Scroll down to 05 MAR 2010 , entry by Mike Reilley- 



"The Clippard parts one needs are:

a. Actuator - 3PS-1/2 - http://www.clippard.com/store/displ...ku=3PS-1/2 

b. Manual air toggle - TV-3S - http://www.clippard.com/store/displ...?sku=TV-3S

c. Barb fitting - CT2-PKG - http://www.clippard.com/store/displ...ku=CT2-PKG
d. Solenoid for electric operation - EV-2M-12 - http://clippard.com/store/display_d...u=EV-2M-12
e. Manifold - 15482-12 - http://www.clippard.com/store/displ...u=15482-12
f. Hose - URH1-0402-BKS-050 - http://www.clippard.com/store/byo_t...02-BKS-050

Now....there are over 1000 more things to select from...but these were the ones I selected years ago. Clippard does NOT sell the plastic housings that connect the actuators to the ties...you gotta make your own."

------------------------------------------------------------------------------------ 

I did follow Mike's advice and got all the parts I needed from Clippard. These actuators (pistons) are made for miniature industrial use but are well suited for our usage. You will have to fabricate the mounts and connections to the throw arm but that is an easy task. I suggest thin stainless steel wire to connect piston to throw arm. Put a couple 45degree bends in the wire to give it a bit of "spring" when opening/closing the turnout. (lowers derailments of wrong way loco's on a closed turnout)


I did try to get the original Ez-Aire (variations on that name) but the wait was going to be 2 months plus and "if'ee" at that.

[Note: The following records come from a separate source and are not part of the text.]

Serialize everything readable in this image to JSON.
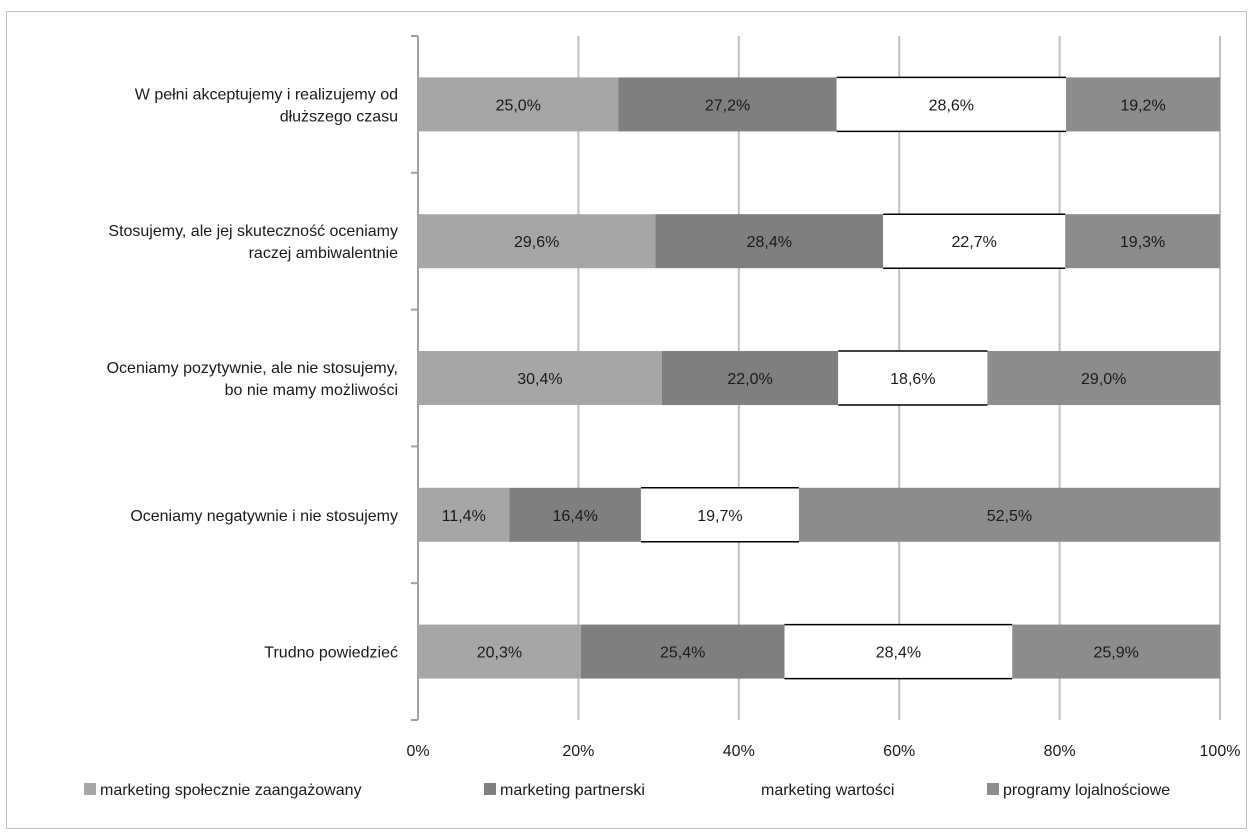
{
  "chart_data": {
    "type": "bar",
    "orientation": "horizontal",
    "stacked": "percent",
    "title": "",
    "xlabel": "",
    "ylabel": "",
    "xlim": [
      0,
      100
    ],
    "x_ticks": [
      "0%",
      "20%",
      "40%",
      "60%",
      "80%",
      "100%"
    ],
    "grid": true,
    "legend_position": "bottom",
    "categories": [
      [
        "W pełni akceptujemy i realizujemy od",
        "dłuższego czasu"
      ],
      [
        "Stosujemy, ale jej skuteczność oceniamy",
        "raczej ambiwalentnie"
      ],
      [
        "Oceniamy pozytywnie, ale nie stosujemy,",
        "bo nie mamy możliwości"
      ],
      [
        "Oceniamy negatywnie i nie stosujemy"
      ],
      [
        "Trudno powiedzieć"
      ]
    ],
    "series": [
      {
        "name": "marketing społecznie zaangażowany",
        "color": "#a6a6a6",
        "values": [
          25.0,
          29.6,
          30.4,
          11.4,
          20.3
        ],
        "labels": [
          "25,0%",
          "29,6%",
          "30,4%",
          "11,4%",
          "20,3%"
        ]
      },
      {
        "name": "marketing partnerski",
        "color": "#7f7f7f",
        "values": [
          27.2,
          28.4,
          22.0,
          16.4,
          25.4
        ],
        "labels": [
          "27,2%",
          "28,4%",
          "22,0%",
          "16,4%",
          "25,4%"
        ]
      },
      {
        "name": "marketing wartości",
        "color": "#ffffff",
        "values": [
          28.6,
          22.7,
          18.6,
          19.7,
          28.4
        ],
        "labels": [
          "28,6%",
          "22,7%",
          "18,6%",
          "19,7%",
          "28,4%"
        ]
      },
      {
        "name": "programy lojalnościowe",
        "color": "#8c8c8c",
        "values": [
          19.2,
          19.3,
          29.0,
          52.5,
          25.9
        ],
        "labels": [
          "19,2%",
          "19,3%",
          "29,0%",
          "52,5%",
          "25,9%"
        ]
      }
    ]
  }
}
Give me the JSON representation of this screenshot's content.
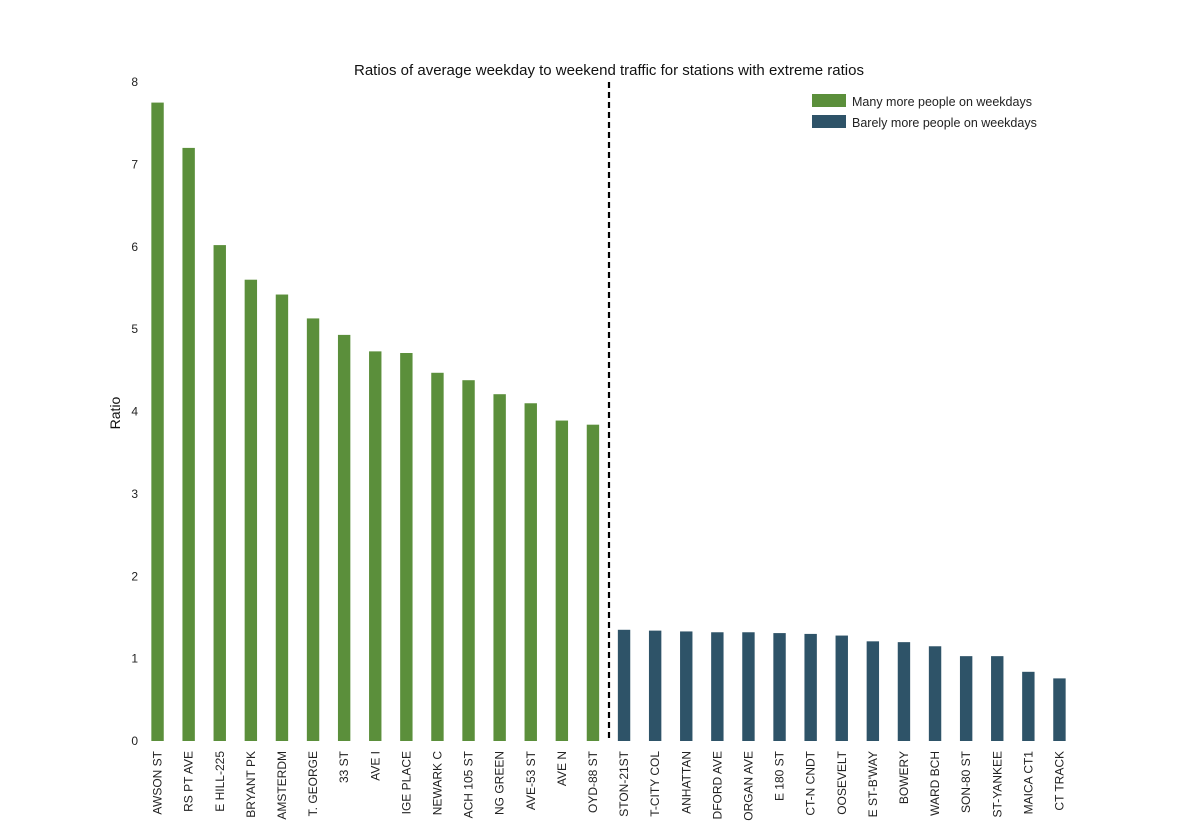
{
  "chart_data": {
    "type": "bar",
    "title": "Ratios of average weekday to weekend traffic for stations with extreme ratios",
    "xlabel": "",
    "ylabel": "Ratio",
    "ylim": [
      0,
      8
    ],
    "yticks": [
      0,
      1,
      2,
      3,
      4,
      5,
      6,
      7,
      8
    ],
    "grid": false,
    "legend_position": "top-right",
    "colors": {
      "many": "#5b8f3b",
      "barely": "#2e5368",
      "divider": "#000000"
    },
    "series": [
      {
        "name": "Many more people on weekdays",
        "categories": [
          "AWSON ST",
          "RS PT AVE",
          "E HILL-225",
          "BRYANT PK",
          "AMSTERDM",
          "T. GEORGE",
          "33 ST",
          "AVE I",
          "IGE PLACE",
          "NEWARK C",
          "ACH 105 ST",
          "NG GREEN",
          "AVE-53 ST",
          "AVE N",
          "OYD-88 ST"
        ],
        "values": [
          7.75,
          7.2,
          6.02,
          5.6,
          5.42,
          5.13,
          4.93,
          4.73,
          4.71,
          4.47,
          4.38,
          4.21,
          4.1,
          3.89,
          3.84
        ]
      },
      {
        "name": "Barely more people on weekdays",
        "categories": [
          "STON-21ST",
          "T-CITY COL",
          "ANHATTAN",
          "DFORD AVE",
          "ORGAN AVE",
          "E 180 ST",
          "CT-N CNDT",
          "OOSEVELT",
          "E ST-B'WAY",
          "BOWERY",
          "WARD BCH",
          "SON-80 ST",
          "ST-YANKEE",
          "MAICA CT1",
          "CT TRACK"
        ],
        "values": [
          1.35,
          1.34,
          1.33,
          1.32,
          1.32,
          1.31,
          1.3,
          1.28,
          1.21,
          1.2,
          1.15,
          1.03,
          1.03,
          0.84,
          0.76
        ]
      }
    ]
  }
}
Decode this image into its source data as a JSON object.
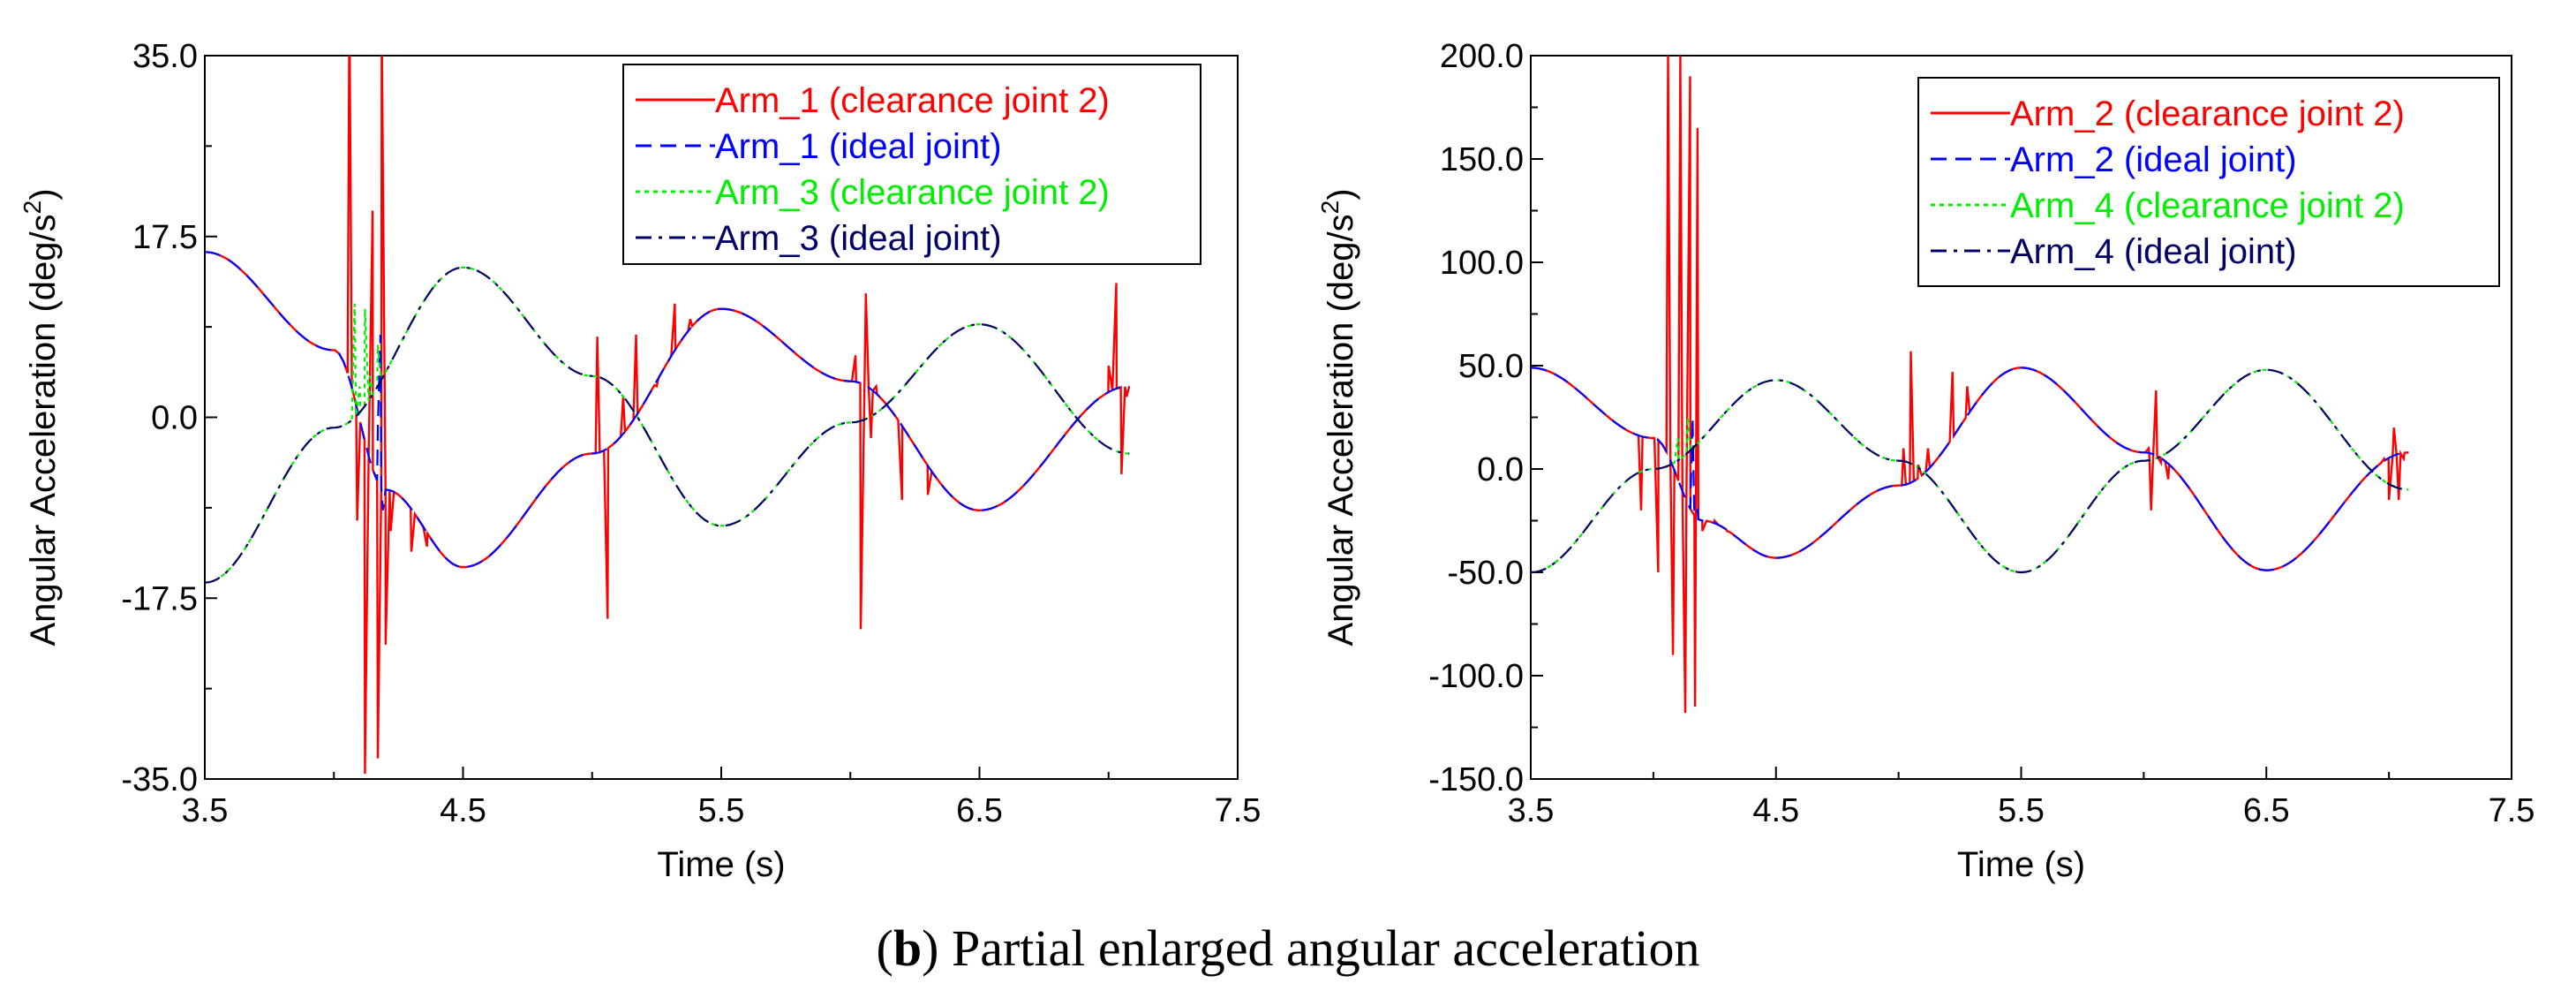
{
  "caption": {
    "letter": "b",
    "text": "Partial enlarged angular acceleration"
  },
  "chart_data": [
    {
      "type": "line",
      "title": "",
      "xlabel": "Time (s)",
      "ylabel": "Angular Acceleration (deg/s",
      "ylabel_sup": "2",
      "ylabel_close": ")",
      "xlim": [
        3.5,
        7.5
      ],
      "ylim": [
        -35.0,
        35.0
      ],
      "xticks": [
        3.5,
        4.5,
        5.5,
        6.5,
        7.5
      ],
      "xtick_labels": [
        "3.5",
        "4.5",
        "5.5",
        "6.5",
        "7.5"
      ],
      "yticks": [
        -35.0,
        -17.5,
        0.0,
        17.5,
        35.0
      ],
      "ytick_labels": [
        "-35.0",
        "-17.5",
        "0.0",
        "17.5",
        "35.0"
      ],
      "grid": false,
      "legend_position": "top-right",
      "series": [
        {
          "name": "Arm_1 (clearance joint 2)",
          "color": "#ff0000",
          "style": "solid",
          "base": "armA",
          "spikes": [
            [
              4.06,
              40
            ],
            [
              4.09,
              -10
            ],
            [
              4.12,
              -34.5
            ],
            [
              4.15,
              20
            ],
            [
              4.17,
              -33
            ],
            [
              4.185,
              38
            ],
            [
              4.2,
              -22
            ],
            [
              4.22,
              -11
            ],
            [
              4.3,
              -13
            ],
            [
              4.36,
              -12.5
            ],
            [
              5.02,
              7.8
            ],
            [
              5.06,
              -19.5
            ],
            [
              5.12,
              2
            ],
            [
              5.17,
              8
            ],
            [
              5.25,
              3
            ],
            [
              5.32,
              11
            ],
            [
              5.38,
              9.5
            ],
            [
              6.02,
              6
            ],
            [
              6.04,
              -20.5
            ],
            [
              6.06,
              12
            ],
            [
              6.08,
              -2
            ],
            [
              6.1,
              3
            ],
            [
              6.2,
              -8
            ],
            [
              6.3,
              -7.5
            ],
            [
              7.0,
              5
            ],
            [
              7.03,
              13
            ],
            [
              7.05,
              -5.5
            ],
            [
              7.07,
              2
            ]
          ]
        },
        {
          "name": "Arm_1 (ideal joint)",
          "color": "#0000ff",
          "style": "dashed",
          "base": "armA",
          "spikes": [
            [
              4.17,
              -1
            ],
            [
              4.18,
              8
            ],
            [
              4.19,
              -9
            ]
          ]
        },
        {
          "name": "Arm_3 (clearance joint 2)",
          "color": "#00ee00",
          "style": "dotted",
          "base": "armB",
          "spikes": [
            [
              4.08,
              11
            ],
            [
              4.1,
              3
            ],
            [
              4.12,
              10.5
            ],
            [
              4.14,
              4
            ],
            [
              4.17,
              7
            ]
          ]
        },
        {
          "name": "Arm_3 (ideal joint)",
          "color": "#000066",
          "style": "dashdot",
          "base": "armB",
          "spikes": []
        }
      ],
      "bases": {
        "armA": {
          "x_end": 7.08,
          "points": [
            [
              3.5,
              16.0
            ],
            [
              4.0,
              6.5
            ],
            [
              4.2,
              -7.0
            ],
            [
              4.5,
              -14.5
            ],
            [
              5.0,
              -3.5
            ],
            [
              5.5,
              10.5
            ],
            [
              6.0,
              3.5
            ],
            [
              6.5,
              -9.0
            ],
            [
              7.08,
              3.0
            ]
          ]
        },
        "armB": {
          "x_end": 7.08,
          "points": [
            [
              3.5,
              -16.0
            ],
            [
              4.0,
              -1.0
            ],
            [
              4.5,
              14.5
            ],
            [
              5.0,
              4.0
            ],
            [
              5.5,
              -10.5
            ],
            [
              6.0,
              -0.5
            ],
            [
              6.5,
              9.0
            ],
            [
              7.08,
              -3.5
            ]
          ]
        }
      }
    },
    {
      "type": "line",
      "title": "",
      "xlabel": "Time (s)",
      "ylabel": "Angular Acceleration (deg/s",
      "ylabel_sup": "2",
      "ylabel_close": ")",
      "xlim": [
        3.5,
        7.5
      ],
      "ylim": [
        -150.0,
        200.0
      ],
      "xticks": [
        3.5,
        4.5,
        5.5,
        6.5,
        7.5
      ],
      "xtick_labels": [
        "3.5",
        "4.5",
        "5.5",
        "6.5",
        "7.5"
      ],
      "yticks": [
        -150.0,
        -100.0,
        -50.0,
        0.0,
        50.0,
        100.0,
        150.0,
        200.0
      ],
      "ytick_labels": [
        "-150.0",
        "-100.0",
        "-50.0",
        "0.0",
        "50.0",
        "100.0",
        "150.0",
        "200.0"
      ],
      "grid": false,
      "legend_position": "top-right",
      "series": [
        {
          "name": "Arm_2 (clearance joint 2)",
          "color": "#ff0000",
          "style": "solid",
          "base": "armA",
          "spikes": [
            [
              3.95,
              -20
            ],
            [
              4.02,
              -50
            ],
            [
              4.06,
              200
            ],
            [
              4.08,
              -90
            ],
            [
              4.11,
              200
            ],
            [
              4.13,
              -118
            ],
            [
              4.15,
              190
            ],
            [
              4.17,
              -115
            ],
            [
              4.18,
              165
            ],
            [
              4.2,
              -30
            ],
            [
              4.25,
              -25
            ],
            [
              4.3,
              -30
            ],
            [
              5.02,
              10
            ],
            [
              5.05,
              57
            ],
            [
              5.08,
              2
            ],
            [
              5.12,
              10
            ],
            [
              5.22,
              47
            ],
            [
              5.28,
              40
            ],
            [
              6.02,
              10
            ],
            [
              6.03,
              -20
            ],
            [
              6.05,
              38
            ],
            [
              6.07,
              3
            ],
            [
              6.1,
              -5
            ],
            [
              6.98,
              5
            ],
            [
              7.0,
              -15
            ],
            [
              7.02,
              20
            ],
            [
              7.04,
              -15
            ],
            [
              7.06,
              5
            ]
          ]
        },
        {
          "name": "Arm_2 (ideal joint)",
          "color": "#0000ff",
          "style": "dashed",
          "base": "armA",
          "spikes": [
            [
              4.16,
              25
            ],
            [
              4.18,
              -20
            ]
          ]
        },
        {
          "name": "Arm_4 (clearance joint 2)",
          "color": "#00ee00",
          "style": "dotted",
          "base": "armB",
          "spikes": [
            [
              4.1,
              15
            ],
            [
              4.14,
              25
            ],
            [
              4.17,
              10
            ]
          ]
        },
        {
          "name": "Arm_4 (ideal joint)",
          "color": "#000066",
          "style": "dashdot",
          "base": "armB",
          "spikes": []
        }
      ],
      "bases": {
        "armA": {
          "x_end": 7.08,
          "points": [
            [
              3.5,
              49.0
            ],
            [
              4.0,
              15.0
            ],
            [
              4.2,
              -25.0
            ],
            [
              4.5,
              -43.0
            ],
            [
              5.0,
              -8.0
            ],
            [
              5.5,
              49.0
            ],
            [
              6.0,
              8.0
            ],
            [
              6.5,
              -49.0
            ],
            [
              7.08,
              8.0
            ]
          ]
        },
        "armB": {
          "x_end": 7.08,
          "points": [
            [
              3.5,
              -50.0
            ],
            [
              4.0,
              0.0
            ],
            [
              4.5,
              43.0
            ],
            [
              5.0,
              4.0
            ],
            [
              5.5,
              -50.0
            ],
            [
              6.0,
              4.0
            ],
            [
              6.5,
              48.0
            ],
            [
              7.08,
              -10.0
            ]
          ]
        }
      }
    }
  ]
}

PM if I can help you further.


----------



## Dansgscale (Jan 9, 2010)

Have you ever thought about using a servo and servo controller? When the servo is in it's normal at rest position the track would be lined up for the center route. When the servo moves either left or right it would line up the turnout for either the right or left route depending on which way the servo moved. Servo controllers are inexpensive as are servos that could be used for this purpose. You could also use a simple PICaxe micoprocessor to do the same job with a servo, if you know how to program in basic. Could do the whole thing for about $15.00


----------



## pinewoods (Jan 20, 2009)

Never though about using a servo. Kind of embarassing since I am an electrical guy. I use PIC microcontrollers in my real job and have a C compiler that may even have some servo/PWM functions built-in.

The switch is located on a shelf under my deck so I will not be hard to protect it from the weather. There are two other 'standard' stub switches in the same area, one micro could handle all three.

Thanks!


----------



## John J (Dec 29, 2007)

Thanks for the link to Clipboard. It lead me to a local company here in Phoenix. I can use this stuff both for my train and some replacemnt parts on my Printint Presses


----------